= John Ball (minister) =

English presbyterian minister

John Ball (1665?–1745), was an English presbyterian minister.

==Life==
Ball was one of ten sons of Nathanael Ball, M.A. ejected from Barley, Hertfordshire. He was educated for the ministry under the Rev. John Short at Lyme Regis, Dorset, and finished his studies at Utrecht, partly under Henry Hickman, ejected fellow of Magdalen College, Oxford, who died minister of the English church at Utrecht in 1692. He was ordained 23 January 1695, and became minister in 1705 of the presbyterian congregation at Honiton (extinct 1788), where he united two opposing sections, and ministered for forty years, being succeeded by John Rutter (d. 1769).

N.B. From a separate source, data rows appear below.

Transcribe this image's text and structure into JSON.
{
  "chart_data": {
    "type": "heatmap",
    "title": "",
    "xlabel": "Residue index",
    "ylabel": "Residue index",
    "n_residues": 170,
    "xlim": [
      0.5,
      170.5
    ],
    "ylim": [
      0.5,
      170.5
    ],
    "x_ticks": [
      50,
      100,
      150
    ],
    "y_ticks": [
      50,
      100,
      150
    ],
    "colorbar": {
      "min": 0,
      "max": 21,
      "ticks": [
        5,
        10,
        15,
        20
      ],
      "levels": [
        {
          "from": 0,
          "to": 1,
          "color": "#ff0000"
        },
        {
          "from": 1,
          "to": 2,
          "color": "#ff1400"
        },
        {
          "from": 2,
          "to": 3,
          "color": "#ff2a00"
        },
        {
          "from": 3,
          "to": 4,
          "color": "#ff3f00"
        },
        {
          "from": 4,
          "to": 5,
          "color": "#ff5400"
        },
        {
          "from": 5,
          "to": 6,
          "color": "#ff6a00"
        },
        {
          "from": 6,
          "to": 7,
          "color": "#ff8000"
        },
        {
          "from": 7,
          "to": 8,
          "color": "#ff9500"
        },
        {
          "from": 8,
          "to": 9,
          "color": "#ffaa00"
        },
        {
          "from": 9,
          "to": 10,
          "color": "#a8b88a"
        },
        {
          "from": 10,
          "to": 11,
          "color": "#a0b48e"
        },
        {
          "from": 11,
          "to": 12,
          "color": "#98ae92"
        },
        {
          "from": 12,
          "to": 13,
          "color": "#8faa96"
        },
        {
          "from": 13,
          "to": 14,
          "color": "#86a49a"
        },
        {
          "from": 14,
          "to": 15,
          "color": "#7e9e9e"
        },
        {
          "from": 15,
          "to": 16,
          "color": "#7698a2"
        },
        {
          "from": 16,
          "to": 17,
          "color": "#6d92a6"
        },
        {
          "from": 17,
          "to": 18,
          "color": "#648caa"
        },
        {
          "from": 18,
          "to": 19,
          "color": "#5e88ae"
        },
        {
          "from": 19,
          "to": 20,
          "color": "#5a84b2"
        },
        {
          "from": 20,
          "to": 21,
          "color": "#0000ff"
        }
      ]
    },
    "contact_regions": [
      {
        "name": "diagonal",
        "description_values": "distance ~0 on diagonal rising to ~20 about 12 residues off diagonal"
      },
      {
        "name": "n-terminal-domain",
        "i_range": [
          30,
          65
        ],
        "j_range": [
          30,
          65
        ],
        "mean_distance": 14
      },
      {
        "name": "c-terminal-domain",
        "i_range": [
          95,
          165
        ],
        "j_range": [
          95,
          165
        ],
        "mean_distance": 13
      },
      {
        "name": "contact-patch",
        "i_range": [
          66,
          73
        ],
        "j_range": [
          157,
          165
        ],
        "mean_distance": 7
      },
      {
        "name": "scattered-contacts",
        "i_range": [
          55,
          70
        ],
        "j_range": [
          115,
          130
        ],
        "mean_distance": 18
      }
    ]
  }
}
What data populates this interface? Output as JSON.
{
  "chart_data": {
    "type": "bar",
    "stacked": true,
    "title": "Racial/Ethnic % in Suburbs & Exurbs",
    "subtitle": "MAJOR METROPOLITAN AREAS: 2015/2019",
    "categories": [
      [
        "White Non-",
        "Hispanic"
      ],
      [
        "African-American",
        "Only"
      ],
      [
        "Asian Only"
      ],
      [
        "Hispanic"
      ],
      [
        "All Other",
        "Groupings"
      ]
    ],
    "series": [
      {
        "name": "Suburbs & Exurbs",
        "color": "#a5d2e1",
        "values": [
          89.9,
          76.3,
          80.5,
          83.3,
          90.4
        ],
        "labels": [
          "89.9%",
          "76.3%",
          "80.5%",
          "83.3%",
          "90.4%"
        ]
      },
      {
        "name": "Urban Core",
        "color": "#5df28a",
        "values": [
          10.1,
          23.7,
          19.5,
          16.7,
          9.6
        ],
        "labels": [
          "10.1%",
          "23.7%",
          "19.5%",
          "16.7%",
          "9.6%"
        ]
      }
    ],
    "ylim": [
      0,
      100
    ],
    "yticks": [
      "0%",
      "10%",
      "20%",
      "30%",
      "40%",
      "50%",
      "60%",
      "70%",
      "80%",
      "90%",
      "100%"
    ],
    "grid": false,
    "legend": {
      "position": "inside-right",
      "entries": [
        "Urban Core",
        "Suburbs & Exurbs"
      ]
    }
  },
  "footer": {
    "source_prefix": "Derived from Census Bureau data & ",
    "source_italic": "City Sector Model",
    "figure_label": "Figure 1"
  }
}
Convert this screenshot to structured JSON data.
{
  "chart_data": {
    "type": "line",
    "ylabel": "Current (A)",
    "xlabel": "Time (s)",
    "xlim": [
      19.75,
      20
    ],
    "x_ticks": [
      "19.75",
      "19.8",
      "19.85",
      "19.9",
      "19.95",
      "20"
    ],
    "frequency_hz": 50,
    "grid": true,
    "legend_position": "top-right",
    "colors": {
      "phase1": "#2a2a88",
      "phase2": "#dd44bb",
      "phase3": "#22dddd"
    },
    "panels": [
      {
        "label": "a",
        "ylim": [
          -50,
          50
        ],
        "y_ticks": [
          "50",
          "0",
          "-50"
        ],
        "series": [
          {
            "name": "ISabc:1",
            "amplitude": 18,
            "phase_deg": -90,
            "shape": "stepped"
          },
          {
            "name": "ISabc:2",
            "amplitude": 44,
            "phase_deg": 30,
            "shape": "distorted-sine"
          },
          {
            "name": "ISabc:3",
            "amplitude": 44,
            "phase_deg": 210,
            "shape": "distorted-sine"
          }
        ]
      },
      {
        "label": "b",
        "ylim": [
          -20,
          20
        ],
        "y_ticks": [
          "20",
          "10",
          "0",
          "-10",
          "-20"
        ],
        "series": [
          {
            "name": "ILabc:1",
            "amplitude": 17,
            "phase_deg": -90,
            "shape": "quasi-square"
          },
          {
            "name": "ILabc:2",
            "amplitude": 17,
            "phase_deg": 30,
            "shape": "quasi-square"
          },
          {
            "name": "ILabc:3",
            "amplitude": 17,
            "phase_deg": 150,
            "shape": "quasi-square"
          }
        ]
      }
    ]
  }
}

He was a serious scholar, and ‘carried the Hebrew psalter into the pulpit to expound from it.’ His learning and high character meant that a nonconformist seminary, which he opened before the Toleration Act, was connived at, and attended by the sons of neighbouring Anglican gentry. Ball is notable for retaining the puritan style of divinity unimpaired to a late period. He had no sympathy with any of the innovations in Calvinism.

He died 6 May 1745, in his ninety-first year.

==Works==
He published:

- ‘The Importance of Right Apprehensions of God with respect to Religion and Virtue,’ Lond. 1736.
- ‘Some Remarks on a New Way of Preaching,’ 1737; this was answered by Henry Grove, the leader of a more moderate school of presbyterian liberalism.